# What to localize?
#### To exclude background from classification process, it is indispensible to localize whale/dolphin from image.

But that's not all what we want; we want to crop normalized fin image and use it like a fingerprint. So, do we have to **localize whale/dolphin** or **localize fin** or both of them? There comes the problem. Some species have only fin images and you can't localize whole whale/dolphin, but some species have no fin and there's no clue to localize fin.
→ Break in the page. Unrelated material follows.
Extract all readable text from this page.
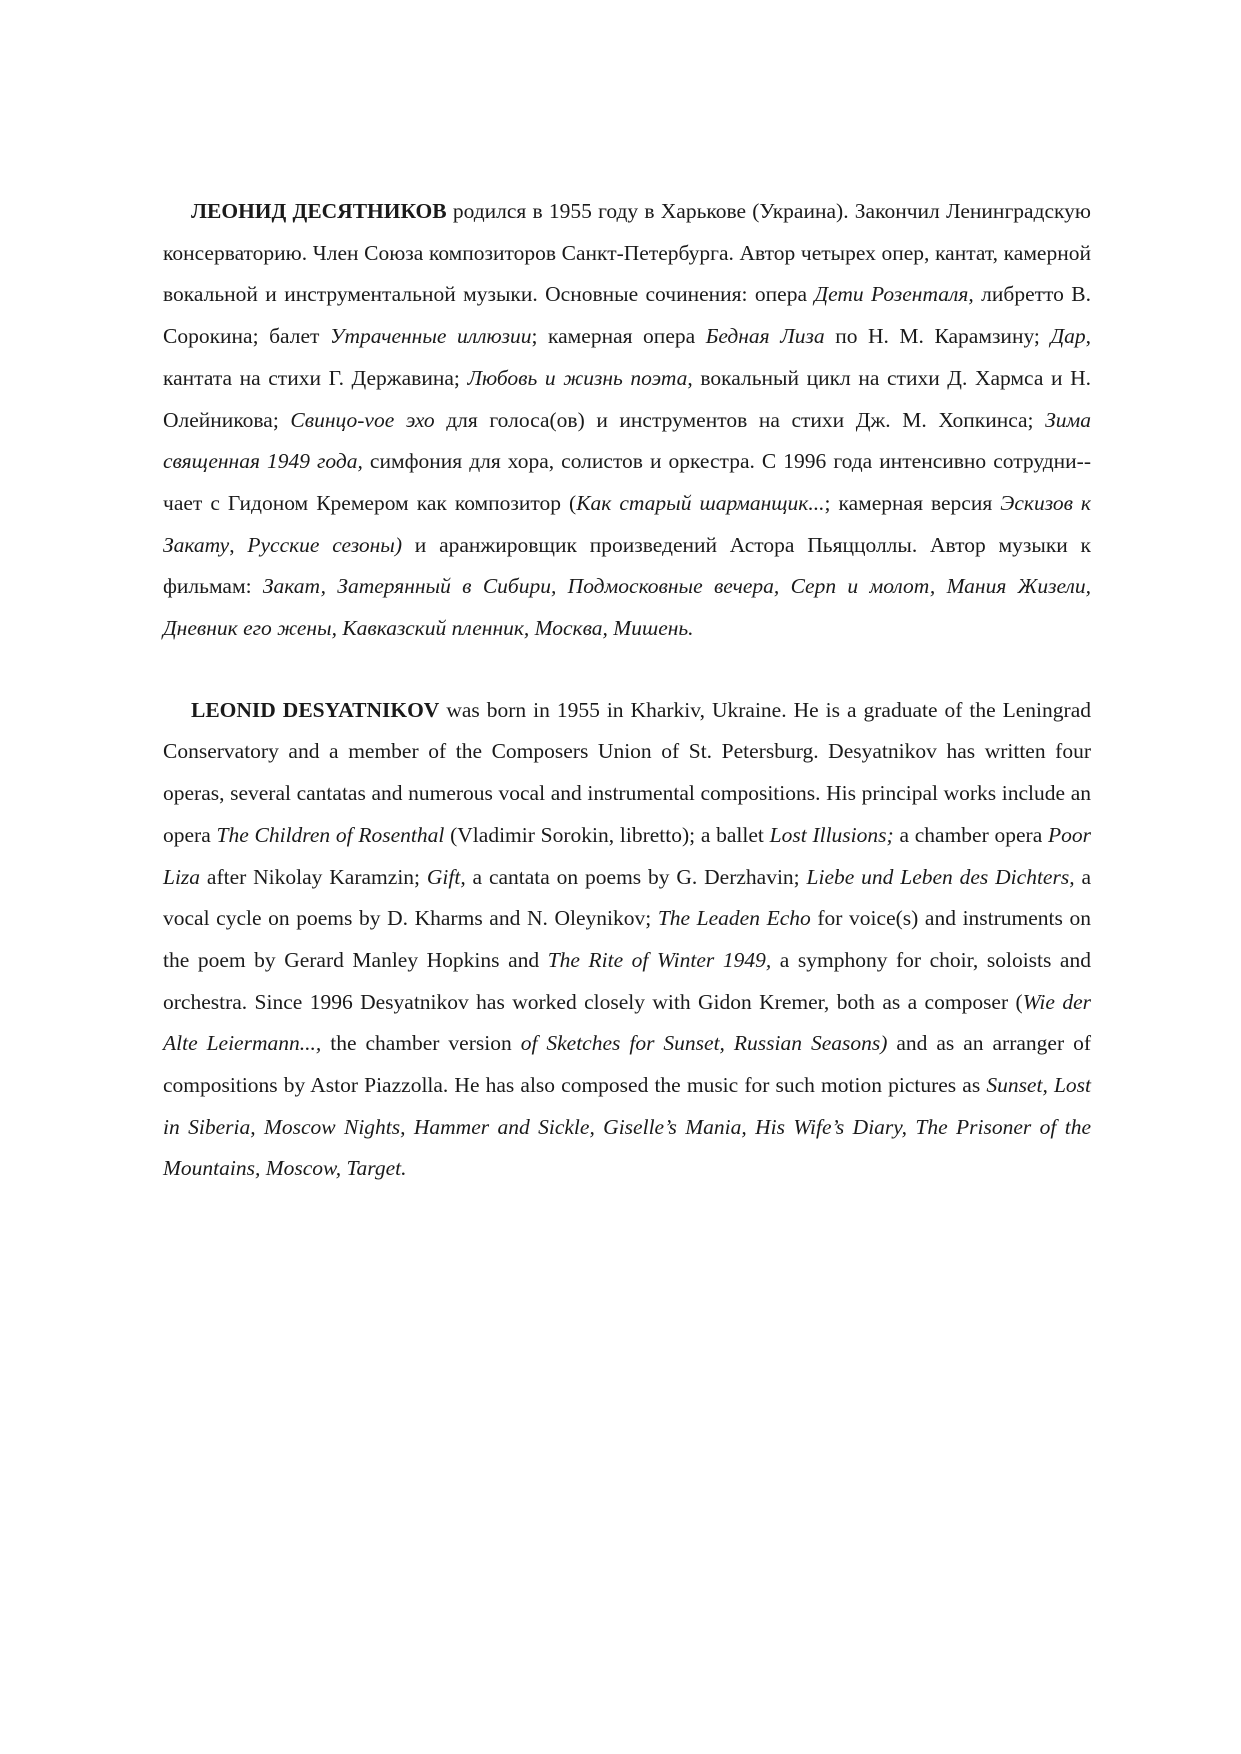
ЛЕОНИД ДЕСЯТНИКОВ родился в 1955 году в Харькове (Украина). Закончил Ленинградскую консерваторию. Член Союза композиторов Санкт-Петербурга. Автор четырех опер, кантат, камерной вокальной и инструментальной музыки. Основные сочинения: опера Дети Розенталя, либретто В. Сорокина; балет Утраченные иллюзии; камерная опера Бедная Лиза по Н. М. Карамзину; Дар, кантата на стихи Г. Державина; Любовь и жизнь поэта, вокальный цикл на стихи Д. Хармса и Н. Олейникова; Свинцо-vое эхо для голоса(ов) и инструментов на стихи Дж. М. Хопкинса; Зима священная 1949 года, симфония для хора, солистов и оркестра. С 1996 года интенсивно сотрудни-чает с Гидоном Кремером как композитор (Как старый шарманщик...; камерная версия Эскизов к Закату, Русские сезоны) и аранжировщик произведений Астора Пьяццоллы. Автор музыки к фильмам: Закат, Затерянный в Сибири, Подмосковные вечера, Серп и молот, Мания Жизели, Дневник его жены, Кавказский пленник, Москва, Мишень.

LEONID DESYATNIKOV was born in 1955 in Kharkiv, Ukraine. He is a graduate of the Leningrad Conservatory and a member of the Composers Union of St. Petersburg. Desyatnikov has written four operas, several cantatas and numerous vocal and instrumental compositions. His principal works include an opera The Children of Rosenthal (Vladimir Sorokin, libretto); a ballet Lost Illusions; a chamber opera Poor Liza after Nikolay Karamzin; Gift, a cantata on poems by G. Derzhavin; Liebe und Leben des Dichters, a vocal cycle on poems by D. Kharms and N. Oleynikov; The Leaden Echo for voice(s) and instruments on the poem by Gerard Manley Hopkins and The Rite of Winter 1949, a symphony for choir, soloists and orchestra. Since 1996 Desyatnikov has worked closely with Gidon Kremer, both as a composer (Wie der Alte Leiermann..., the chamber version of Sketches for Sunset, Russian Seasons) and as an arranger of compositions by Astor Piazzolla. He has also composed the music for such motion pictures as Sunset, Lost in Siberia, Moscow Nights, Hammer and Sickle, Giselle’s Mania, His Wife’s Diary, The Prisoner of the Mountains, Moscow, Target.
I've been drawing bounding boxes to localize whale/dolphin and got confused a lot because of that. The problem is, there's some species which have individual trait not only on their fin, but on their body. To make bounding boxes properly, I categorized which species can be localized by their body and which are not.


In [None]:
import pandas as pd

train_df = pd.read_csv("../input/happy-whale-and-dolphin/train.csv")
train_df.species.replace({"globis": "short_finned_pilot_whale",
                          "pilot_whale": "short_finned_pilot_whale",
                          "kiler_whale": "killer_whale",
                          "bottlenose_dolpin": "bottlenose_dolphin"}, inplace=True)

In [None]:
img_dic = dict()
species_list = train_df['species'].unique()
for species in species_list:
    img_dic[f'{species}'] = train_df[train_df['species']==f'{species}']['image']

In [None]:
import random
import cv2
import matplotlib.pyplot as plt

# randomly display 10 images of specific species
def show_species(species, plot_col=5, plot_row=2):
    num_img = int(len(img_dic[f'{species}']))
    print(f"{species} images: {num_img}")
    a = random.sample(range(0,num_img),plot_col*plot_row)
    plt.figure(figsize=(24,5))
    for i, img_name in enumerate(img_dic[f'{species}'].iloc[a]):
        img_dir = f"../input/happy-whale-and-dolphin/train_images/{img_name}"
        img = cv2.imread(img_dir)[..., ::-1]
        plt.subplot(plot_row,plot_col,i+1)
        plt.title(f"{img_name}")
        plt.axis(False)
        plt.imshow(img)
    plt.show()
    return(num_img)

# No fin
#### Localizing body is necessary.
Images belong here have no specific fin.
* beluga: 80~90% of images are body-localized.
* southern_right_whale: check [here](https://www.andersoncabotcenterforoceanlife.org/rightwhales/right-whales/identifying-right-whales-2/) for more information about identifying right whales.

In [None]:
no_fin_list = ['beluga',
               'gray_whale',
               'southern_right_whale'
              ]

In [None]:
num_all = 0
for species in no_fin_list:
    num_all += show_species(species)
print(f"all images: {num_all}")

# Fin + Body
#### Localizing body would help.
Images belong here have fin and body.
* blue_whale: 80~90% of images are body-localized.

In [None]:
fin_body_list = ['blue_whale',
                 'cuviers_beaked_whale',
                 'fin_whale',
                 'humpback_whale'
                ]

In [None]:
num_all = 0
for species in fin_body_list:
    num_all += show_species(species)
print(f"all images: {num_all}")

# Fin but body..?
#### Localizing body might not help.
Images belong here have fin and, some have body but others are unfortunately not.

In [None]:
fin_or_body_list = ['brydes_whale',
                    'killer_whale',
                    'minke_whale',
                    'sei_whale'
                   ]

In [None]:
num_all = 0
for species in fin_or_body_list:
    num_all += show_species(species)
print(f"all images: {num_all}")

# Fin
#### Localizing body won't help.
Images belong here have only fin. (some might have body but still it won't help classification process)
* commersons_dolphin: all of images seems consistant and cropping might not necessary
* dusky_dolphin: all of images seems fin-localized

In [None]:
fin_list = ['bottlenose_dolphin',
            'commersons_dolphin',
            'common_dolphin',
            'dusky_dolphin',
            'false_killer_whale',
            'frasiers_dolphin',
            'long_finned_pilot_whale',
            'melon_headed_whale',
            'pantropic_spotted_dolphin',
            'pygmy_killer_whale',
            'rough_toothed_dolphin',
            'short_finned_pilot_whale',
            'spinner_dolphin',
            'spotted_dolphin',
            'white_sided_dolphin'
           ]

In [None]:
num_all = 0
for species in fin_list:
    num_all += show_species(species,plot_row=1)
print(f"all images: {num_all}")